Stattdessen gab es den Begriff des " Oxygène" (Sauerstoff) - aus dem griechischen für "säuerndes Prinzip". Das stammt aus Lavoisiers inzwischen revidierten Überzeugung, dass alle Säuren Sauerstoff enthalten.

Anstoß zur Entwicklung der modernen Chemie

Trotz der vielfältigen Einwände zeitgenössischer Chemiker wurde die neue Sprache, die laut Lavoisier einer "natürlichen Logik" folgte, während der folgenden zwei Jahrzehnte in ganz Europa übernommen. Doch eine Adoption der französischen Nomenklatur bedeutete nicht automatisch, dass man auch mit Lavoisiers Theorien zur Chemie einverstanden war. Die Reform erfüllte ein lange schon verspürtes Bedürfnis innerhalb der chemischen Zunft, und sie kam zu einem Zeitpunkt, da sich die moderne Wissenschaft der Chemie zu entwickeln begann.
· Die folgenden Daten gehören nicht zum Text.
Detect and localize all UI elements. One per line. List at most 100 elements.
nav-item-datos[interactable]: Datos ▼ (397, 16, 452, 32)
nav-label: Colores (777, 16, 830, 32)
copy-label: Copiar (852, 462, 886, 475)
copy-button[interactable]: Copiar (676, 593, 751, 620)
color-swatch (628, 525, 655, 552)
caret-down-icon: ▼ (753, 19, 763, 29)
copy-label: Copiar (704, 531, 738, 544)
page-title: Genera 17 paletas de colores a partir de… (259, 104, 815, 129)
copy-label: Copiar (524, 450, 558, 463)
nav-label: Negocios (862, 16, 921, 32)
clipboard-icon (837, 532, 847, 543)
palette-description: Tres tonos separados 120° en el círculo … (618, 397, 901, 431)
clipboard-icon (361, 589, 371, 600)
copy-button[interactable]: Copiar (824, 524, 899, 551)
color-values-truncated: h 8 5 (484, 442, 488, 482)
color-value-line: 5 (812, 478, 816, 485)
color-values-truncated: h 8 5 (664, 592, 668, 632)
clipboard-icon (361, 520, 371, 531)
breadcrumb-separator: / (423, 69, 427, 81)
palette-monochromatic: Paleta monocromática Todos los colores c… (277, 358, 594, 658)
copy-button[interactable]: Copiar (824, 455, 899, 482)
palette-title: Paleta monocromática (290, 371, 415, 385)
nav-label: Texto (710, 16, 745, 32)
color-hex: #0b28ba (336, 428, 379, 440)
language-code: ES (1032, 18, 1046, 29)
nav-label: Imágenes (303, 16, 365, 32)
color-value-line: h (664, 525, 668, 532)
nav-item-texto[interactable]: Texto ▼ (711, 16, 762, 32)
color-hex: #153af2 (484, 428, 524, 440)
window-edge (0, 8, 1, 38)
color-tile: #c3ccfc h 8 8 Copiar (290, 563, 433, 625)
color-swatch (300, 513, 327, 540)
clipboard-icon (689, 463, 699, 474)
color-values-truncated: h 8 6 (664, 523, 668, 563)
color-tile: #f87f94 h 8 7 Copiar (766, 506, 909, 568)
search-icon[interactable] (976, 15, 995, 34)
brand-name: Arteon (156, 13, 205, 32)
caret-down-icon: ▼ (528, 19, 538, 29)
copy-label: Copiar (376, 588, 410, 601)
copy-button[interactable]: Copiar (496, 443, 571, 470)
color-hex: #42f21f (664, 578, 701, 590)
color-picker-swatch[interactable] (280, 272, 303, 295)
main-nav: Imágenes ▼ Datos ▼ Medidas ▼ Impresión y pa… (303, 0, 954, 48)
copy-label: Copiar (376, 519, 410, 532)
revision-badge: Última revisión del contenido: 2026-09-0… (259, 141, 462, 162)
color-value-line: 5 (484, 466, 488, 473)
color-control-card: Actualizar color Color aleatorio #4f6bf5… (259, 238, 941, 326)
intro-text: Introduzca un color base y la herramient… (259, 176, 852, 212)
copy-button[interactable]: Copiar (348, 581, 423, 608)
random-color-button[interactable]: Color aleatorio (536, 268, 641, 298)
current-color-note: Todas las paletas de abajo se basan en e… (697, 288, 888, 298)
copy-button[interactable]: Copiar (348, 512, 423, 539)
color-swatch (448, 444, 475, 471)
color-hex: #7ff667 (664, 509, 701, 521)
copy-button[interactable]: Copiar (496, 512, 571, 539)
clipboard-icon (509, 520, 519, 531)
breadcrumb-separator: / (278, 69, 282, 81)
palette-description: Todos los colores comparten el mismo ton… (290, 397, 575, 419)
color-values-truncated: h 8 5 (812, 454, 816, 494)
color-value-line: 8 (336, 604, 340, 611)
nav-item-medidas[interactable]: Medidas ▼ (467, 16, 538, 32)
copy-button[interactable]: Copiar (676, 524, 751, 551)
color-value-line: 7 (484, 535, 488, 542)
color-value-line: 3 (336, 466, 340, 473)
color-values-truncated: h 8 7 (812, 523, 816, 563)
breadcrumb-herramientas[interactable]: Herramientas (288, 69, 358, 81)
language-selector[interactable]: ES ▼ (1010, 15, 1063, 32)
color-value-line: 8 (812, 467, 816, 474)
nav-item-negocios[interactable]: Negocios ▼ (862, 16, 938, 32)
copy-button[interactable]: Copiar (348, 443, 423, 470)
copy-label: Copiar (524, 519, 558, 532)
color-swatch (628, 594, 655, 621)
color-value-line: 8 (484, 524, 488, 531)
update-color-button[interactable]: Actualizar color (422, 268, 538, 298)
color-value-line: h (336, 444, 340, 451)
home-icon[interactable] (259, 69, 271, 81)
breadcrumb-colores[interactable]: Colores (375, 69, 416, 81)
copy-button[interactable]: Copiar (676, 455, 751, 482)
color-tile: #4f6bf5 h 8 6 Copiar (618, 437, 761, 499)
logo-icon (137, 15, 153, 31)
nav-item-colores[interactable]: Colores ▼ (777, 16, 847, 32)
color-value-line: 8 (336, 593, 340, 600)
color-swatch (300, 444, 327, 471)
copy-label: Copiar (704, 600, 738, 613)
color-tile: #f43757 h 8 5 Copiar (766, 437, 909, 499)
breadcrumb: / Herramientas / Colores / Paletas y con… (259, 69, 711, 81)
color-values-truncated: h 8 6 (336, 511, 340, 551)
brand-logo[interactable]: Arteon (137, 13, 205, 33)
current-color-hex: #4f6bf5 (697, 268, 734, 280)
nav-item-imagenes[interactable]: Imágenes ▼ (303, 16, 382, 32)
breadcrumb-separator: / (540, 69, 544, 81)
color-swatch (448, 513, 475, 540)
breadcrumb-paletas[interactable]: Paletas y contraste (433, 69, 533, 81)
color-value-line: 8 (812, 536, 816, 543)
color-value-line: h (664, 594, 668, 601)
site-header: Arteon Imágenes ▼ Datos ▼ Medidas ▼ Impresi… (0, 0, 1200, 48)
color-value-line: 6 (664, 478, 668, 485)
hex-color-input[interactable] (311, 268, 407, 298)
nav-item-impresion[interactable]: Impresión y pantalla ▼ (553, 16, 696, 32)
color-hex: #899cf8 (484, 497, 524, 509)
Kontroverse um neue Terminologie

Doch viele Apotheker, Färber und Glasmacher waren mit der neuen Fachsprache nicht glücklich, in der ihre altbewährten Begriffe für Farben, Gerüche und medizinische Eigenschaften durch die neuen Composita ersetzt wurden.
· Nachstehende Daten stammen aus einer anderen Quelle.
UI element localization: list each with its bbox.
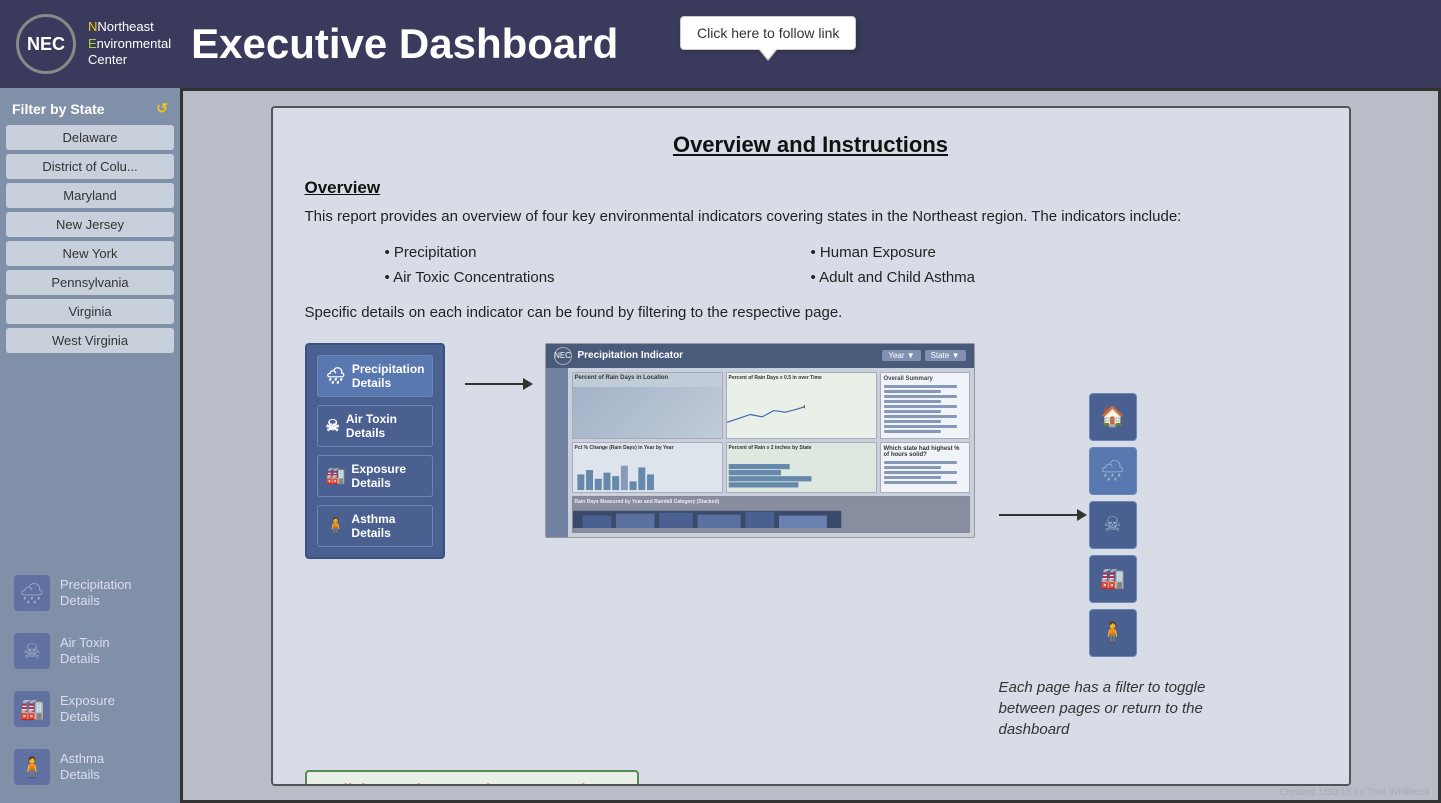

Die neue Terminologie vernachlässigte die Sinne, verbannte jeglichen Bezug zu geographischen Ursprüngen und jeden Hinweis auf die Entdecker der Substanzen. Sie drückte allem eine analytische und quantitative Logik auf.

Diese Logik der Namensgebung erwies sich über die Zeit hinweg jedoch als brauchbar. Allerdings wurden im 19. Jahrhundert die systematischen Grundsätze nicht immer streng eingehalten. " Oxygène" etwa hätte umbenannt werden müssen, als Humphry Davy erkannte, dass es nicht in vielen Säuren enthalten war.

Humphry Davy

Die Ausnahmen von der Regel

Doch ist die Gewohnheit stärker als der Imperativ der Systematisierung. Farbe und Geruch wurden rehabilitiert nach der Entdeckung von Chlor, Jod und Brom, die nach dem griechischen für "gelbgrün", "violett" und "Gestank" benannt wurden.
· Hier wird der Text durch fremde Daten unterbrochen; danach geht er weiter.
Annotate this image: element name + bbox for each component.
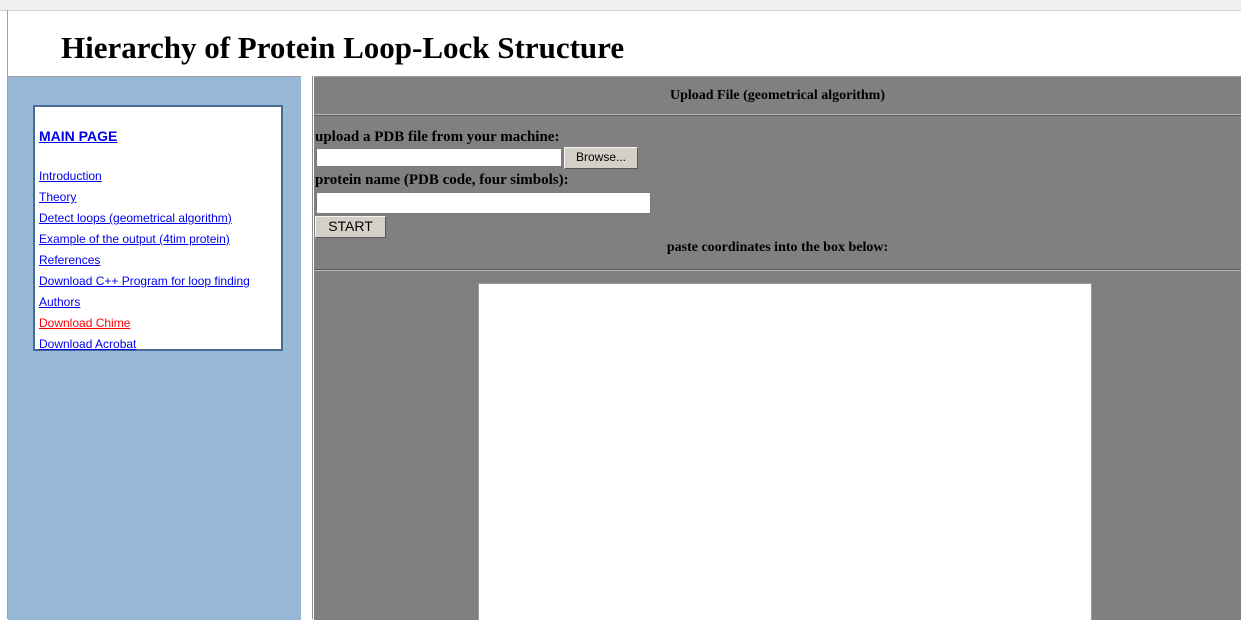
upload-file-label: upload a PDB file from your machine: bbox=[315, 129, 560, 145]
navigation-box: MAIN PAGE Introduction Theory Detect loo… bbox=[33, 105, 283, 351]
introduction-link[interactable]: Introduction bbox=[39, 169, 102, 183]
file-path-input[interactable] bbox=[316, 148, 562, 167]
browser-page: Hierarchy of Protein Loop-Lock Structure… bbox=[0, 0, 1241, 620]
nav-item-theory: Theory bbox=[39, 189, 250, 210]
nav-item-download-cpp: Download C++ Program for loop finding bbox=[39, 273, 250, 294]
protein-name-input[interactable] bbox=[316, 192, 651, 214]
nav-item-download-chime: Download Chime bbox=[39, 315, 250, 336]
nav-item-example-output: Example of the output (4tim protein) bbox=[39, 231, 250, 252]
example-output-link[interactable]: Example of the output (4tim protein) bbox=[39, 232, 230, 246]
main-page-link[interactable]: MAIN PAGE bbox=[39, 128, 117, 144]
section-title: Upload File (geometrical algorithm) bbox=[314, 77, 1241, 115]
download-acrobat-link[interactable]: Download Acrobat bbox=[39, 337, 136, 351]
main-content: Upload File (geometrical algorithm) uplo… bbox=[314, 76, 1241, 620]
browse-button[interactable]: Browse... bbox=[564, 147, 638, 169]
header-banner: Hierarchy of Protein Loop-Lock Structure bbox=[8, 11, 1241, 75]
references-link[interactable]: References bbox=[39, 253, 100, 267]
nav-item-introduction: Introduction bbox=[39, 168, 250, 189]
protein-name-label: protein name (PDB code, four simbols): bbox=[315, 172, 569, 188]
top-border bbox=[0, 0, 1241, 11]
nav-item-authors: Authors bbox=[39, 294, 250, 315]
page-title: Hierarchy of Protein Loop-Lock Structure bbox=[61, 30, 625, 65]
nav-list: Introduction Theory Detect loops (geomet… bbox=[39, 168, 250, 357]
nav-item-download-acrobat: Download Acrobat bbox=[39, 336, 250, 357]
frame-divider-line bbox=[312, 76, 313, 619]
detect-loops-link[interactable]: Detect loops (geometrical algorithm) bbox=[39, 211, 232, 225]
paste-coordinates-label: paste coordinates into the box below: bbox=[666, 240, 889, 255]
coordinates-textarea[interactable] bbox=[478, 283, 1092, 620]
start-button[interactable]: START bbox=[315, 216, 386, 238]
sidebar: MAIN PAGE Introduction Theory Detect loo… bbox=[8, 76, 301, 620]
theory-link[interactable]: Theory bbox=[39, 190, 76, 204]
nav-item-references: References bbox=[39, 252, 250, 273]
paste-divider bbox=[314, 270, 1241, 271]
download-chime-link[interactable]: Download Chime bbox=[39, 316, 130, 330]
nav-item-detect-loops: Detect loops (geometrical algorithm) bbox=[39, 210, 250, 231]
download-cpp-link[interactable]: Download C++ Program for loop finding bbox=[39, 274, 250, 288]
authors-link[interactable]: Authors bbox=[39, 295, 80, 309]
Im Reich der organischen Chemie gaben die medizinischen Eigenschaften die Namen: Morphin etwa heißt nach Morpheus, dem Gott der Träume. Im Benzol findet sich die geographische Herkunft wieder, denn der Baum Styrax benzoin ist auf Java und Sumatra heimisch.

Auch Nationalismen drangen in die chemische Nomenklatur ein: Man denke an Scandium, Germanium und Polonium.

Heute: Imperativ der Standardisierung

Die Spannung zwischen dem Ideal einer allgemeinen, systematischen Sprache und den Zwängen des täglichen Gebrauchs, bleibt ein Hauptcharakteristikum der chemischen Nomenklatur im 20. Jahrhundert.

Eine Fachsprache zu reformieren ist nicht mehr das revolutionäre Unternehmen vier ehrgeiziger Chemiker, durchgeführt in vier Monaten. Heute ist es Aufgabe einer ständigen Kommission, der International Union of Pure and Applied Chemistry.

Neue Regeln werden von Zeit zu Zeit aufgestellt. Doch ist es derart schwer, die systematische Namensgebung für komplexere chemische Verbindungen durchzuhalten, dass einige Reformer den Ehrgeiz aufgegeben haben, die molekulare Welt der Systematisierung zu überantworten.

Das Ideal einer rationalen Sprache als Spiegel der Natur, musste dem Imperativ der Standardisierung weichen. Die Zeit mag urteilen, ob diese bescheidenere Haltung das allgemeine Verständnis für Chemie erhöht oder nicht.